Die Personalchefin seufzt. Maschinenbauer oder Elektrotechniker suche sie für den technischen Support, mit hoher Kundenorientierung und exzellentem Englisch. Als ob das nicht schon schwierig genug wäre, müssten sie auch noch reisefreudig sein und sich von Kuba bis Korea schicken lassen. Solche Leute zu finden sei so gut wie unmöglich. Die fernen Länder lockten nicht mehr. Was interessiert, schaut man sich privat an.

Eine druckfrische Xing-Studie bestätigt das. Ihr zufolge nehmen 41 Prozent der Österreicher grundsätzlich nur Jobs am eigenen Wohnort an. Für 44 Prozent dürfen sie immerhin im Umkreis von 50 Kilometern liegen. Nur sieben Prozent – vor allem Männer – können sich vorstellen, der Karriere wegen ins Ausland zu gehen.
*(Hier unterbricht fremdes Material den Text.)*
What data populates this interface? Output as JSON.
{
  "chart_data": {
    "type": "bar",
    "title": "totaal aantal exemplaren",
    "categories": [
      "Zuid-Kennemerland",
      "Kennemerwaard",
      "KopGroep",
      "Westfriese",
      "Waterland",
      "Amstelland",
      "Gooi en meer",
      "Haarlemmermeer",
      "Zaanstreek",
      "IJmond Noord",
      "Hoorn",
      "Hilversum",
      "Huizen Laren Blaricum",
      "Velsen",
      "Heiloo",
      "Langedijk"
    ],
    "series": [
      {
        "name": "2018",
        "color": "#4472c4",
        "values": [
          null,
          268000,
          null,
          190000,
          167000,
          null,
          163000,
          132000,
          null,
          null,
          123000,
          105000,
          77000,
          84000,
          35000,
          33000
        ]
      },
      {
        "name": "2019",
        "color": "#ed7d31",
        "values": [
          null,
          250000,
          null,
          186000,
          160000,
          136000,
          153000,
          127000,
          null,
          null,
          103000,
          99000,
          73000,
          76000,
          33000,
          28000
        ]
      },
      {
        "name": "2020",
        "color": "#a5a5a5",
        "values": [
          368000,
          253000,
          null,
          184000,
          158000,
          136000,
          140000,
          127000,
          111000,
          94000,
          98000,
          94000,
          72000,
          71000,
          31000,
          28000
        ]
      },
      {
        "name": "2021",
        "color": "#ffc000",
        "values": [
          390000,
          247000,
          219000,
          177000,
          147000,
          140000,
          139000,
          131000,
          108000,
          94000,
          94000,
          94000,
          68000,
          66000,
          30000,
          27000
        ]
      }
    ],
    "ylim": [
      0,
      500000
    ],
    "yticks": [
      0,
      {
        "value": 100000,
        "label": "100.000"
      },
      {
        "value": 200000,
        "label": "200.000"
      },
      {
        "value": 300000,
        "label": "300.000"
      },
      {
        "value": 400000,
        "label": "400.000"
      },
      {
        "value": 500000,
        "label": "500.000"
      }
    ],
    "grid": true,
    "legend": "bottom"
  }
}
Binnenländer und Seefahrer

Österreicher kleben traditionell fester an der Scholle als Deutsche, Holländer oder Skandinavier – „die Seefahrervölker eben“, subsummiert Michael Schaumann, Managing Partner des Executive Searcher Stanton Chase. Schaumann warnt seine Kunden schon, wenn ein Arbeitsplatz mehr als 40 Minuten vom Wohnort entfernt ist: „Das hebt die Wahrscheinlichkeit, dass der Kandidat nach zwei Jahren abspringt.“

Dennoch, ein klein wenig Abenteuerlust spricht er den Österreichern nicht ab. Es komme eben auf die Destination an. Westeuropa – gern, sofern man (vor allem in Frankreich) die Sprache spricht. Nordamerikas Ost- und Westküste, Palo Alto, das Silicon Valley – jederzeit. Singapur, Hongkong, Tokio – hochinteressant. Dubai – spannend, wenngleich es an Attraktivität verliert. Wer sich aber finanziell sanieren will, nimmt es gern zwei Jahre in Kauf. Sogar Saudiarabien, wenngleich das fürstliche Salär dort schon als Schmerzengeld fungiert.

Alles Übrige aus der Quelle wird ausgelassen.